When demographer J.K. Bajaj and his colleagues prepared a mathematical model of the demographic challenge facing India, they found it exactly matched the map prepared by Bangladesh’s Mughalstan Research Institute. Experts feel the latter has been prepared by the ISI because the ‘Mughalstan’ spelling indicates a Punjabi mind!

Bangladesh’s reputed human rights activist Salam Azad laments that Bangladesh is the best place in the world for the return of the Taliban. Madrasas, he said, are teaching that  “Muslims are the best in the world; non-Muslims will be converted, beaten, killed, married, raped, because non-Muslim women are regarded as maal-i-ganimat (free war booty)… Minorities will be oppressed, indigenous people will be attacked, in my country there is oppression everywhere… and this is being done by the so-called educated people of the madrasas.”

West Bengal BJP leader Tathagatha Roy said the extent of atrocities against Hindus in Bangladesh can be seen from the fact that in several districts there was not a single woman between the ages of seven to seventy years who had not been raped in that country. He apologized for the indifference of the BJP Government which did not grant refugee status to Hindus fleeing oppression in Bangladesh. North Eastern Students Organisation chairman Samujjal Bhattacharya said all 49 tribal belts and blocks in Assam have been occupied by Bangladeshis. The shadows have spread to Arunachal, Nagaland, Manipur, Meghalaya…

Today, Hindus residing within a 50-km radius of the border are feeling the heat.

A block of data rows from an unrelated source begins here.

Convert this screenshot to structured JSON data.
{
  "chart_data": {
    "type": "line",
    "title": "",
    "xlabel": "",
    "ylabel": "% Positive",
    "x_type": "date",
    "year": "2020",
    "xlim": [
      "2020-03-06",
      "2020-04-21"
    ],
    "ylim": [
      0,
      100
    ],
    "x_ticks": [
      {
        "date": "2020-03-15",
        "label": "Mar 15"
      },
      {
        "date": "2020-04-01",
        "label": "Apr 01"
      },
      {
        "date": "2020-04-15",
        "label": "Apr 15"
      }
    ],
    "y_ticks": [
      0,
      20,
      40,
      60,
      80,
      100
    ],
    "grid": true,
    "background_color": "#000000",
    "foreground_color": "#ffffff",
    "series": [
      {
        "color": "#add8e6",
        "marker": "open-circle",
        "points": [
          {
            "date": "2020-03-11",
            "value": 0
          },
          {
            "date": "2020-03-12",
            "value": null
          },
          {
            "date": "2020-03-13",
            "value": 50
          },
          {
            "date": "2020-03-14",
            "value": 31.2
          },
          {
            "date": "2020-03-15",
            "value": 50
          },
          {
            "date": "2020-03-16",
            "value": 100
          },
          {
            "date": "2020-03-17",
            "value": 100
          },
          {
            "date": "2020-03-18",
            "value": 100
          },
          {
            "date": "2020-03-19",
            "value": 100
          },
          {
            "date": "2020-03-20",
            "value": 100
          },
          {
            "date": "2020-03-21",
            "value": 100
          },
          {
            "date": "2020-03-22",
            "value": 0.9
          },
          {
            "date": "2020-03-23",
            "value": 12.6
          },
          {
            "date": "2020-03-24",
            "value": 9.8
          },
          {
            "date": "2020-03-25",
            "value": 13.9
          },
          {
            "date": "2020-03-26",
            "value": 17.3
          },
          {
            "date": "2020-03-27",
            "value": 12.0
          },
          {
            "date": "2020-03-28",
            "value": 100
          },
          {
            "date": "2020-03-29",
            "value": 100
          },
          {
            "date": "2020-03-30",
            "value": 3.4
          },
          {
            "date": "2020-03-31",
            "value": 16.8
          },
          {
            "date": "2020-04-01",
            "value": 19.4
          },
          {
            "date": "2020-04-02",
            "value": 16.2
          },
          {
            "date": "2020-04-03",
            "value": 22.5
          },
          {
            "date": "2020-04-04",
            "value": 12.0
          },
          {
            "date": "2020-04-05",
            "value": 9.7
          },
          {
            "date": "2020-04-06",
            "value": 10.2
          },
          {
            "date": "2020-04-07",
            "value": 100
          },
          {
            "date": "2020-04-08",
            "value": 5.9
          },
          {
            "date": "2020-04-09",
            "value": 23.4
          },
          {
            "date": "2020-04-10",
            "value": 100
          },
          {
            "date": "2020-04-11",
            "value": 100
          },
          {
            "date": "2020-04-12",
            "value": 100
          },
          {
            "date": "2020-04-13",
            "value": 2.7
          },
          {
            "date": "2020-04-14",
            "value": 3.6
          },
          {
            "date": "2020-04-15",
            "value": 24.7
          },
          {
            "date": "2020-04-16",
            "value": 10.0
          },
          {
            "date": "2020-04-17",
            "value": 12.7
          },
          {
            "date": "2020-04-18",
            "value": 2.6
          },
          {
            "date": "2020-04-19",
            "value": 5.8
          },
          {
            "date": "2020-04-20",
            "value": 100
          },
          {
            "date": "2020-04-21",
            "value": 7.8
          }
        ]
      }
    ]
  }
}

They are being harassed on Indian soil and forced to move as the infiltrators establish themselves along this corridor, thus de facto extending the Bangladesh border into India – another PoK in the making. Yet the political attitude was best summed up by CPI leader A.B. Bardan: “why are you raising the issue of Bangladesh? Because it borders Tripura and West Bengal and Left gets elected from there?”